If a conf is not preserved on creation, its value when querying the 
view/UDF/procedure will be:
- The value from the currently active session, only if the conf is in a 
hardcoded allowlist (RETAINED_ANALYSIS_FLAGS in Analyzer.scala).
- The Spark default otherwise.
 
This allowlist is extremely non-obvious and easy to forget about. This has 
caused regressions in the past where new configs affecting query semantics were 
not added to the allowlist, causing views and UDFs to silently use Spark 
defaults instead of session values.
 
 
Problem
 
The Analyzer.RETAINED_ANALYSIS_FLAGS list is a manually maintained hardcoded 
allowlist of configs that should propagate from the active session when 
resolving views and SQL UDFs. This approach is error-prone: developers adding 
new configs that affect query semantics can easily forget to add them to this 
list, causing subtle bugs where views and UDFs silently use Spark defaults 
instead of session values. There is no automated enforcement to catch missing 
entries. Even within analysis, Spark can trigger a Spark job recursively which 
would potentially reference any config (for example, this is needed for schema 
inference), so the scope of affected configs is broader than it appears.
 
 
Proposed Solution
 
Introduce a ConfigBindingPolicy enum and require all newly added configs to 
explicitly declare a binding policy. This forces developers to think about how 
their config interacts with views, UDFs, and procedures at definition time.
 
The enum has three values:
 
- SESSION: The config value propagates from the active session to 
views/UDFs/procedures. This is the most common policy. Use it for feature flags 
or bugfix kill-switches where uniform behavior across the entire query is 
desired. Think about it this way: if you make a behavior change and roll it out 
on by default, then discover a bug and need to revert it -- unless the policy 
is SESSION, existing views will still have the old behavior baked in. Examples: 
plan change logging (spark.sql.planChangeLog.level), bugfixes 
(spark.sql.analyzer.preferColumnOverLcaInArrayIndex).
 
- PERSISTED: The config uses the value saved at view/UDF/procedure creation 
time, or the Spark default if none was saved. Use for configs that carry view 
semantic meaning that should be consistent regardless of session changes. A 
good example is ANSI mode -- views created with ANSI off should always have 
ANSI off, regardless of the session value.
 
- NOT_APPLICABLE: The config does not interact with view/UDF/procedure 
resolution at all. Only choose this if you are confident the config doesn't 
interact with view/UDF/procedure analysis. If accessed at runtime, it behaves 
the same as SESSION. Examples: UI confs, server confs.
 
The hardcoded RETAINED_ANALYSIS_FLAGS list is replaced with a dynamic lookup 
that retains all configs with SESSION or NOT_APPLICABLE binding policy when 
resolving views and SQL UDFs. Configs that were previously in the hardcoded 
list are annotated with withBindingPolicy(SESSION).
 
A new enforcement test fails if any newly added config does not declare a 
bindingPolicy.

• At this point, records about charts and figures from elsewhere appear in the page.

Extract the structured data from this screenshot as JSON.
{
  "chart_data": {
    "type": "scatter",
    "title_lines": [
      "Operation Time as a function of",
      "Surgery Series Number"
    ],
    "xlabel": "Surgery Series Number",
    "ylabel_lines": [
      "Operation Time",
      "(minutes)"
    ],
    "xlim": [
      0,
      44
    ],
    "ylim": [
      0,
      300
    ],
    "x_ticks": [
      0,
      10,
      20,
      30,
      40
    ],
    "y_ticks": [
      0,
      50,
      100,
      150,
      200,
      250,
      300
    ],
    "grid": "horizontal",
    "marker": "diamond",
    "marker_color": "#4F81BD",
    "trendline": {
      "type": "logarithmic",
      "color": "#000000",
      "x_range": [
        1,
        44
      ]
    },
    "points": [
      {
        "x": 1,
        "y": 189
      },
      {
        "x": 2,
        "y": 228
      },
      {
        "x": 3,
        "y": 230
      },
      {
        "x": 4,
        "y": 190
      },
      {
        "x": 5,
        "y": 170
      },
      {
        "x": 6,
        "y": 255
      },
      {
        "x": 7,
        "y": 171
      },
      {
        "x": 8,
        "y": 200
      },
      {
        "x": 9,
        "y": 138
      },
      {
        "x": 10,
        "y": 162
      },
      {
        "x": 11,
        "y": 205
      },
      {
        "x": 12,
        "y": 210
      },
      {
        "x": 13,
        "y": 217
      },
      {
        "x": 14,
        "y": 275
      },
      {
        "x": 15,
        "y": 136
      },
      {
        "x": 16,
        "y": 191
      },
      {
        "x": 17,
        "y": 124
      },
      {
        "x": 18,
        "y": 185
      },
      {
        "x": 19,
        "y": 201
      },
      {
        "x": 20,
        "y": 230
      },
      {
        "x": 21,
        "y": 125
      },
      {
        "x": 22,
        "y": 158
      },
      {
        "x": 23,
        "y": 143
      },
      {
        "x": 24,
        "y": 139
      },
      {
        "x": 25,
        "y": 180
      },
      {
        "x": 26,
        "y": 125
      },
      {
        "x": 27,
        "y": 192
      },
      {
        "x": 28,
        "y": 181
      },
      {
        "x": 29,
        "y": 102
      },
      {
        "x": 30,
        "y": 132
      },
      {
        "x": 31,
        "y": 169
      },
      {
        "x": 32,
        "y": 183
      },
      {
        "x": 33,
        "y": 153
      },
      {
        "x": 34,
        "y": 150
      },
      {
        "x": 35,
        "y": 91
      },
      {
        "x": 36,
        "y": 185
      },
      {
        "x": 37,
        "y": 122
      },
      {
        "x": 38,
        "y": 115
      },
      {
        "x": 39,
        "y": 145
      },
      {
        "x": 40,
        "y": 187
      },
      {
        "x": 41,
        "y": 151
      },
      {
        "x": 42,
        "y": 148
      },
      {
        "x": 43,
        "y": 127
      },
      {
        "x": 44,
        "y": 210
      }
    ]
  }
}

Existing configs without a binding policy have been 
grandfathered into an exceptions allowlist. The long-term goal is to have all 
configs declare a binding policy and remove the exceptions allowlist entirely.
 
Why are all confs affected by the linter? Even within analysis, Spark can 
trigger a Spark job recursively which would potentially reference any conf (for 
example, this is needed for schema inference). The linter is active for all 
newly added confs regardless of whether they directly interact with view 
analysis.
 
Why not fix all existing confs? Currently there are over a thousand distinct 
configs in Spark. Fixing every single conf would introduce behavior changes. 
The linter only enforces the policy on new additions.